Everyone wants to defend the esteemed one from what they are certain is mere slander. In their eyes he is as Prophet Yusuf: innocent and wrongly accused, and a victim in his own right. Those of us who are unsure, certainly hope so.

But there is a fine line between believing in your friend and accusing your opponents of vile collusion. Such is the case today, following six hours of testimony from a forty year-old woman to police investigating claims of rape, sexual assault, violence and threats of death.

Reading the insults directed towards her in the comments under the news articles reporting on the hearing, it is no surprise that she has chosen to testify anonymously. For this alleged victim, our normally vocal brethren are silent on the presumption of innocence, which they otherwise champion as a divine right. There is no presumption that she could be telling the truth. There is no empathy or sympathy or compassion; no, she can only possibly be a liar, her medical records a sham.

I am not immune to wondering if the entire affair is some grand conspiracy perpetuated by Machiavellian elites intent on bringing a good man down. But nor do I discount the possibility that the opposite is true: that it is the conspiracy of one man, exploiting his reputation and networks of support, to get away with hideous abuse over many years. Certainly either case could possibly be true, though one strikes me as more plausible than the other. And so that retort: let justice run its course.

Yet what bothers me about this case are the double standards we permit ourselves to apply. The accused is perpetually likened to Prophet Yusuf — peace be upon him — when the beautiful and powerful Zulekha tried to seduce him, though none seem keen to reflect on that story too deeply. Again and again and again, we are reminded that the accused is the victim of a great slander, and that such slander is haram. And yet nobody exhibits any compunction whatsoever about slandering the alleged victims, as liars, fantasists, apostates, zionists and whores.

Where are the verses from the Qur’an for these women, about whom — like the accused — we can only say, at this stage, we are uncertain? Just as it has not been established as fact that the accused is guilty, nor has it been established that his alleged victims are lying. So where are the calls for calm and restraint? Where the beautiful words, reminding both parties to be patient and just?

The woman who was heard by police investigators yesterday at la police judiciaire de Paris is described as a convert to Islam. Might such a woman perhaps, potentially, possibly, be described as a chaste, believing woman?
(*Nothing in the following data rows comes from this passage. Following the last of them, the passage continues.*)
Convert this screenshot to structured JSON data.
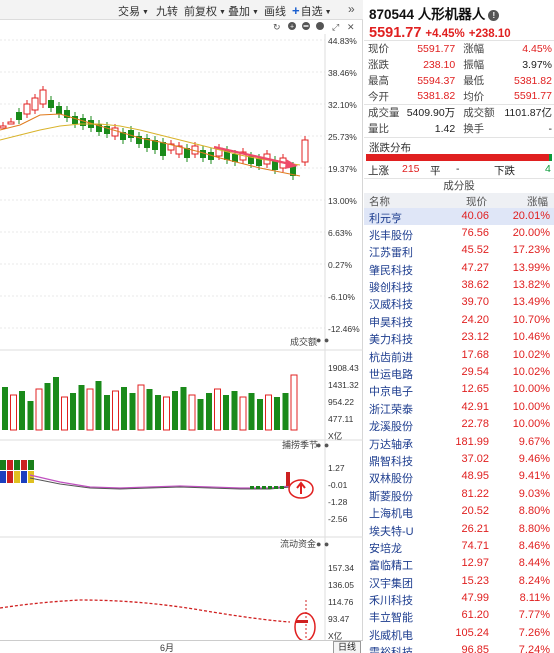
{
  "toolbar": {
    "items": [
      "交易",
      "九转",
      "前复权",
      "叠加",
      "画线",
      "自选",
      "»"
    ]
  },
  "chart": {
    "price_axis": [
      "44.83%",
      "38.46%",
      "32.10%",
      "25.73%",
      "19.37%",
      "13.00%",
      "6.63%",
      "0.27%",
      "-6.10%",
      "-12.46%"
    ],
    "volume_title": "成交额",
    "volume_axis": [
      "1908.43",
      "1431.32",
      "954.22",
      "477.11",
      "X亿"
    ],
    "bottom_title": "捕捞季节",
    "bottom_axis": [
      "1.27",
      "-0.01",
      "-1.28",
      "-2.56"
    ],
    "flow_title": "流动资金",
    "flow_axis": [
      "157.34",
      "136.05",
      "114.76",
      "93.47",
      "X亿"
    ],
    "month_label": "6月",
    "period_button": "日线"
  },
  "chart_data": [
    {
      "type": "candlestick",
      "title": "",
      "y_ticks": [
        "44.83%",
        "38.46%",
        "32.10%",
        "25.73%",
        "19.37%",
        "13.00%",
        "6.63%",
        "0.27%",
        "-6.10%",
        "-12.46%"
      ]
    },
    {
      "type": "bar",
      "title": "成交额",
      "y_ticks": [
        "1908.43",
        "1431.32",
        "954.22",
        "477.11"
      ],
      "unit": "X亿"
    }
  ],
  "quote": {
    "code_name": "870544 人形机器人",
    "price": "5591.77",
    "change": "+4.45%",
    "change_amt": "+238.10",
    "rows": [
      {
        "l1": "现价",
        "v1": "5591.77",
        "c1": "red",
        "l2": "涨幅",
        "v2": "4.45%",
        "c2": "red"
      },
      {
        "l1": "涨跌",
        "v1": "238.10",
        "c1": "red",
        "l2": "振幅",
        "v2": "3.97%",
        "c2": "blk"
      },
      {
        "l1": "最高",
        "v1": "5594.37",
        "c1": "red",
        "l2": "最低",
        "v2": "5381.82",
        "c2": "red"
      },
      {
        "l1": "今开",
        "v1": "5381.82",
        "c1": "red",
        "l2": "均价",
        "v2": "5591.77",
        "c2": "red"
      },
      {
        "l1": "成交量",
        "v1": "5409.90万",
        "c1": "blk",
        "l2": "成交额",
        "v2": "1101.87亿",
        "c2": "blk"
      },
      {
        "l1": "量比",
        "v1": "1.42",
        "c1": "blk",
        "l2": "换手",
        "v2": "-",
        "c2": "blk"
      }
    ],
    "dist_title": "涨跌分布",
    "dist": {
      "up_label": "上涨",
      "up": "215",
      "flat_label": "平",
      "flat": "-",
      "down_label": "下跌",
      "down": "4"
    }
  },
  "components": {
    "title": "成分股",
    "headers": [
      "名称",
      "现价",
      "涨幅"
    ],
    "rows": [
      {
        "name": "利元亨",
        "price": "40.06",
        "chg": "20.01%"
      },
      {
        "name": "兆丰股份",
        "price": "76.56",
        "chg": "20.00%"
      },
      {
        "name": "江苏雷利",
        "price": "45.52",
        "chg": "17.23%"
      },
      {
        "name": "肇民科技",
        "price": "47.27",
        "chg": "13.99%"
      },
      {
        "name": "骏创科技",
        "price": "38.62",
        "chg": "13.82%"
      },
      {
        "name": "汉威科技",
        "price": "39.70",
        "chg": "13.49%"
      },
      {
        "name": "申昊科技",
        "price": "24.20",
        "chg": "10.70%"
      },
      {
        "name": "美力科技",
        "price": "23.12",
        "chg": "10.46%"
      },
      {
        "name": "杭齿前进",
        "price": "17.68",
        "chg": "10.02%"
      },
      {
        "name": "世运电路",
        "price": "29.54",
        "chg": "10.02%"
      },
      {
        "name": "中京电子",
        "price": "12.65",
        "chg": "10.00%"
      },
      {
        "name": "浙江荣泰",
        "price": "42.91",
        "chg": "10.00%"
      },
      {
        "name": "龙溪股份",
        "price": "22.78",
        "chg": "10.00%"
      },
      {
        "name": "万达轴承",
        "price": "181.99",
        "chg": "9.67%"
      },
      {
        "name": "鼎智科技",
        "price": "37.02",
        "chg": "9.46%"
      },
      {
        "name": "双林股份",
        "price": "48.95",
        "chg": "9.41%"
      },
      {
        "name": "斯菱股份",
        "price": "81.22",
        "chg": "9.03%"
      },
      {
        "name": "上海机电",
        "price": "20.52",
        "chg": "8.80%"
      },
      {
        "name": "埃夫特-U",
        "price": "26.21",
        "chg": "8.80%"
      },
      {
        "name": "安培龙",
        "price": "74.71",
        "chg": "8.46%"
      },
      {
        "name": "富临精工",
        "price": "12.97",
        "chg": "8.44%"
      },
      {
        "name": "汉宇集团",
        "price": "15.23",
        "chg": "8.24%"
      },
      {
        "name": "禾川科技",
        "price": "47.99",
        "chg": "8.11%"
      },
      {
        "name": "丰立智能",
        "price": "61.20",
        "chg": "7.77%"
      },
      {
        "name": "兆威机电",
        "price": "105.24",
        "chg": "7.26%"
      },
      {
        "name": "震裕科技",
        "price": "96.85",
        "chg": "7.24%"
      }
    ]
  }
}
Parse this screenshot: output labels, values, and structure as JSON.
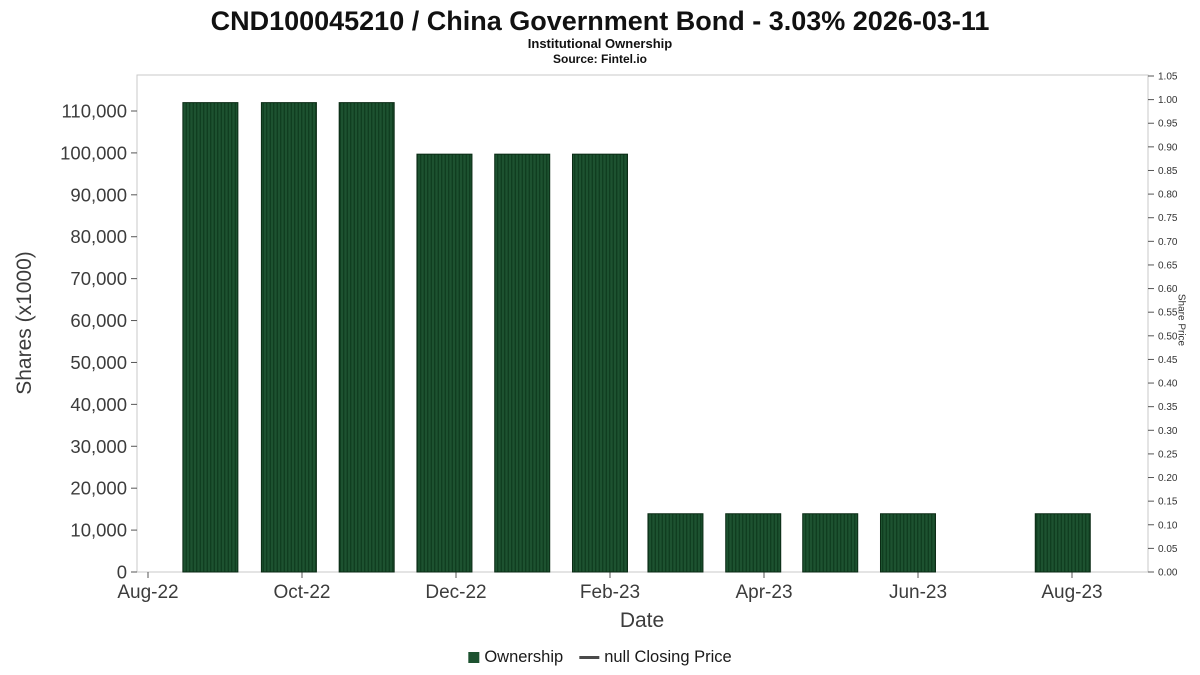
{
  "chart_data": {
    "type": "bar",
    "title": "CND100045210 / China Government Bond - 3.03% 2026-03-11",
    "subtitle": "Institutional Ownership",
    "source": "Source: Fintel.io",
    "xlabel": "Date",
    "ylabel_left": "Shares (x1000)",
    "ylabel_right": "Share Price",
    "legend": {
      "ownership": "Ownership",
      "closing_price": "null Closing Price"
    },
    "colors": {
      "bar_fill": "#1d5230",
      "bar_stripe": "#0e3a1d",
      "bar_border": "#0a2a14",
      "axis_border": "#c9c9c9",
      "tick_mark": "#555555",
      "price_line": "#4a4a4a"
    },
    "x_ticks": [
      {
        "label": "Aug-22",
        "month_offset": 0
      },
      {
        "label": "Oct-22",
        "month_offset": 2
      },
      {
        "label": "Dec-22",
        "month_offset": 4
      },
      {
        "label": "Feb-23",
        "month_offset": 6
      },
      {
        "label": "Apr-23",
        "month_offset": 8
      },
      {
        "label": "Jun-23",
        "month_offset": 10
      },
      {
        "label": "Aug-23",
        "month_offset": 12
      }
    ],
    "y_left": {
      "min": 0,
      "tick_max": 110000,
      "step": 10000,
      "plot_top_value": 118600
    },
    "y_right": {
      "min": 0,
      "max": 1.05,
      "step": 0.05
    },
    "grid": false,
    "legend_position": "bottom-center",
    "bars": [
      {
        "date": "Sep-22",
        "shares_x1000": 112000,
        "month_offset": 0.81
      },
      {
        "date": "Oct-22",
        "shares_x1000": 112000,
        "month_offset": 1.83
      },
      {
        "date": "Nov-22",
        "shares_x1000": 112000,
        "month_offset": 2.84
      },
      {
        "date": "Dec-22",
        "shares_x1000": 99700,
        "month_offset": 3.85
      },
      {
        "date": "Jan-23",
        "shares_x1000": 99700,
        "month_offset": 4.86
      },
      {
        "date": "Feb-23",
        "shares_x1000": 99700,
        "month_offset": 5.87
      },
      {
        "date": "Mar-23",
        "shares_x1000": 13900,
        "month_offset": 6.85
      },
      {
        "date": "Apr-23",
        "shares_x1000": 13900,
        "month_offset": 7.86
      },
      {
        "date": "May-23",
        "shares_x1000": 13900,
        "month_offset": 8.86
      },
      {
        "date": "Jun-23",
        "shares_x1000": 13900,
        "month_offset": 9.87
      },
      {
        "date": "Aug-23",
        "shares_x1000": 13900,
        "month_offset": 11.88
      }
    ],
    "closing_price_series": null
  }
}
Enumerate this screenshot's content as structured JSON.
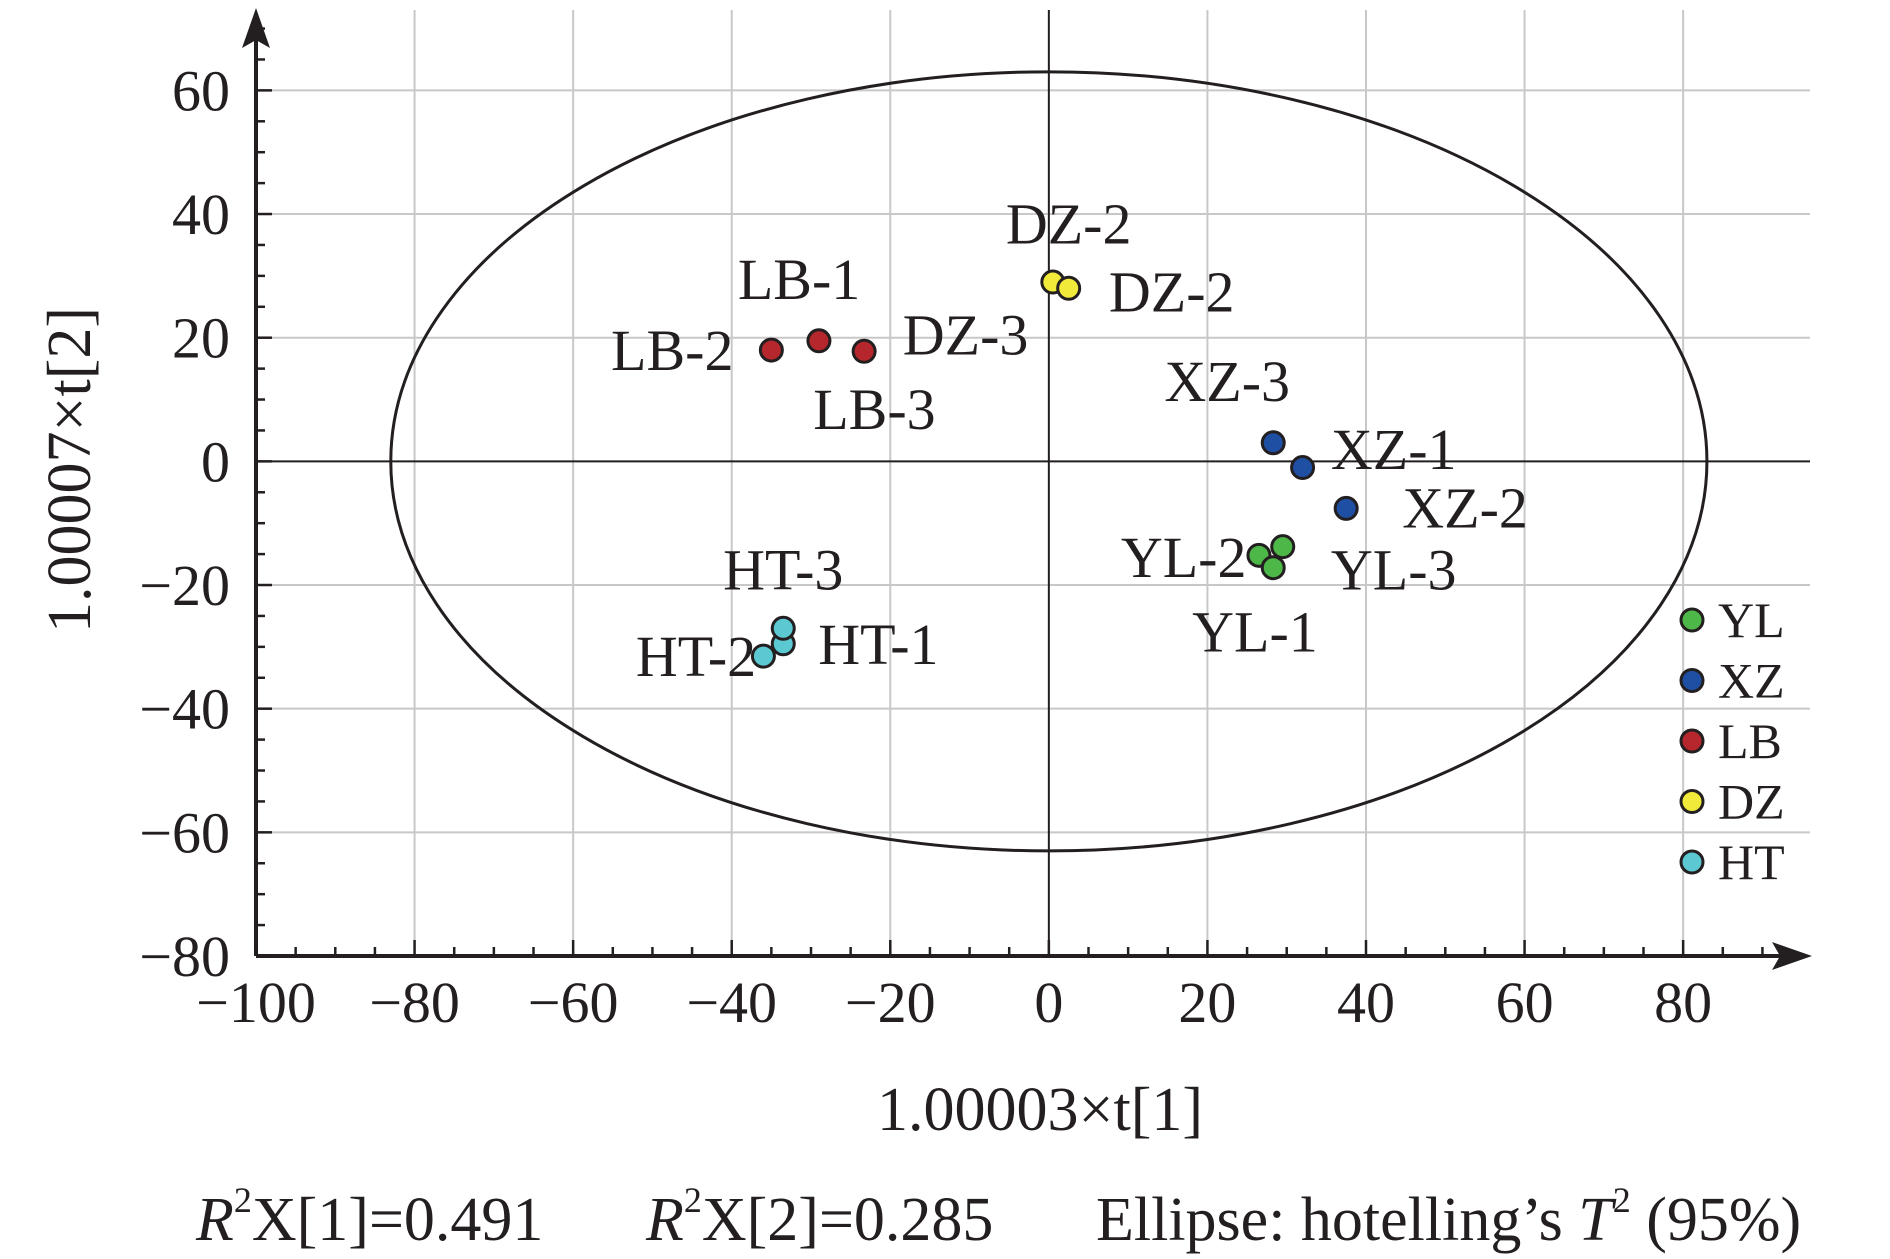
{
  "chart_data": {
    "type": "scatter",
    "xlabel": "1.00003×t[1]",
    "ylabel": "1.00007×t[2]",
    "xlim": [
      -100,
      96
    ],
    "ylim": [
      -80,
      73
    ],
    "x_ticks": [
      -100,
      -80,
      -60,
      -40,
      -20,
      0,
      20,
      40,
      60,
      80
    ],
    "y_ticks": [
      -80,
      -60,
      -40,
      -20,
      0,
      20,
      40,
      60
    ],
    "x_tick_labels": [
      "−100",
      "−80",
      "−60",
      "−40",
      "−20",
      "0",
      "20",
      "40",
      "60",
      "80"
    ],
    "y_tick_labels": [
      "−80",
      "−60",
      "−40",
      "−20",
      "0",
      "20",
      "40",
      "60"
    ],
    "grid": true,
    "legend_position": "bottom-right",
    "ellipse": {
      "center": [
        0,
        0
      ],
      "semi_axis_x": 83,
      "semi_axis_y": 63
    },
    "series": [
      {
        "name": "YL",
        "color": "#4db848",
        "points": [
          {
            "x": 26.5,
            "y": -15.2,
            "label": "YL-2"
          },
          {
            "x": 29.5,
            "y": -13.8,
            "label": "YL-3"
          },
          {
            "x": 28.3,
            "y": -17.2,
            "label": "YL-1"
          }
        ]
      },
      {
        "name": "XZ",
        "color": "#1f4fa3",
        "points": [
          {
            "x": 28.3,
            "y": 3.0,
            "label": "XZ-3"
          },
          {
            "x": 32.0,
            "y": -1.0,
            "label": "XZ-1"
          },
          {
            "x": 37.5,
            "y": -7.6,
            "label": "XZ-2"
          }
        ]
      },
      {
        "name": "LB",
        "color": "#b5272d",
        "points": [
          {
            "x": -29.0,
            "y": 19.5,
            "label": "LB-1"
          },
          {
            "x": -35.0,
            "y": 18.0,
            "label": "LB-2"
          },
          {
            "x": -23.3,
            "y": 17.8,
            "label": "LB-3"
          }
        ]
      },
      {
        "name": "DZ",
        "color": "#f2ea3a",
        "points": [
          {
            "x": 0.5,
            "y": 29.0,
            "label": "DZ-2"
          },
          {
            "x": 2.5,
            "y": 28.0,
            "label": "DZ-2"
          }
        ]
      },
      {
        "name": "HT",
        "color": "#5cc8d2",
        "points": [
          {
            "x": -33.5,
            "y": -29.5,
            "label": "HT-1"
          },
          {
            "x": -36.0,
            "y": -31.5,
            "label": "HT-2"
          },
          {
            "x": -33.5,
            "y": -27.0,
            "label": "HT-3"
          }
        ]
      }
    ],
    "annotations": [
      {
        "text": "DZ-2",
        "x": 2.5,
        "y": 38.5
      },
      {
        "text": "DZ-2",
        "x": 15.5,
        "y": 27.5
      },
      {
        "text": "LB-1",
        "x": -31.5,
        "y": 29.5
      },
      {
        "text": "LB-2",
        "x": -47.5,
        "y": 18.0
      },
      {
        "text": "DZ-3",
        "x": -10.5,
        "y": 20.5
      },
      {
        "text": "LB-3",
        "x": -22.0,
        "y": 8.5
      },
      {
        "text": "XZ-3",
        "x": 22.5,
        "y": 13.0
      },
      {
        "text": "XZ-1",
        "x": 43.5,
        "y": 2.0
      },
      {
        "text": "XZ-2",
        "x": 52.5,
        "y": -7.5
      },
      {
        "text": "YL-2",
        "x": 17.0,
        "y": -15.5
      },
      {
        "text": "YL-3",
        "x": 43.5,
        "y": -17.5
      },
      {
        "text": "YL-1",
        "x": 26.0,
        "y": -27.5
      },
      {
        "text": "HT-3",
        "x": -33.5,
        "y": -17.5
      },
      {
        "text": "HT-2",
        "x": -44.5,
        "y": -31.5
      },
      {
        "text": "HT-1",
        "x": -21.5,
        "y": -29.5
      }
    ]
  },
  "footer": {
    "r2x1_italic": "R",
    "r2x1_sup": "2",
    "r2x1_rest": "X[1]=0.491",
    "r2x2_italic": "R",
    "r2x2_sup": "2",
    "r2x2_rest": "X[2]=0.285",
    "ellipse_prefix": "Ellipse: hotelling’s ",
    "ellipse_italic": "T",
    "ellipse_sup": "2",
    "ellipse_suffix": " (95%)"
  }
}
A woman who embraced an alien tradition in her pursuit of the truth, later seeking advice from a presumed scholar? Ah, of course we do not know. But even if we cannot say for certain, surely the very words we misappropriate for the accused should give us pause for thought:

Indeed, those who accuse chaste, unaware and believing women are cursed in this world and the Hereafter; and they will have a great punishment. — Qur’an 24:23

We are exceedingly vocal about condemning the presumed slanders directed at our hero, and yet absolutely silent and indifferent to the accusations levelled at a woman giving her testimony to a police investigation. But what if the woman is telling the truth? What if she is not a liar or a fraud? What if she is innocent of any wrong and herself has been the victim of atrocious transgressions? What then? How do we right our wrongs?

Those who can only believe it to be an evil Machiavellian plot perpetuated by conspiring enemies have an easy retort: the woman most likely does not even exist, is a crisis actor or paid plant. As such she is entirely fictitious, and therefore not a convert, and accordingly neither chaste nor a believer, ergo: anything goes. And anything does go: read the comments under the news reports and you will certainly see. It doesn’t add up; it is fake news; false testimony; a conspiracy; and, of course, an attack on Islam itself. For a nation which finds itself in a perpetual state of emergency, perhaps such cunning sedition is entirely persuasive.

But for those of us convinced that none of us is ever truly good, all too well aware that our souls perpetually call us to evil, such a retort is unconvincing. That story of Prophet Yusuf speaks to us once more:

“And I do not acquit myself. Indeed, the soul is a persistent enjoiner of evil, except those upon which my Lord has mercy. Indeed, my Lord is Forgiving and Merciful.” — Qur’an 12:53

In this hideous affair, the accused may be innocent or guilty, blameworthy or not. Similarly the accusers may be innocent or guilty of the crimes they are accused of: of slander, false testimony and fraud. Should we not give each side the benefit of the doubt as equally and equitably as we are able to? Should we not step back and try to be fair, withholding judgement as best we can, deigning not to take sides, or speak out of turns, or be unjust?

I cannot say who is telling the truth — or more of the truth — and who in this awful saga has been wronged. I pray that our Lord grants those who have been wronged true justice, and fully holds to account those who have done wrong. But as for us on the outside, looking in: can we agree to become impartial observers, devoted to the truth whether it be for us or against us? Can we agree to hold ourselves to the same standards we hold our enemies? If we have chosen to condemn slander, let us agree not to engage in slander either.

For, verily, we who accuse will certainly be held to account.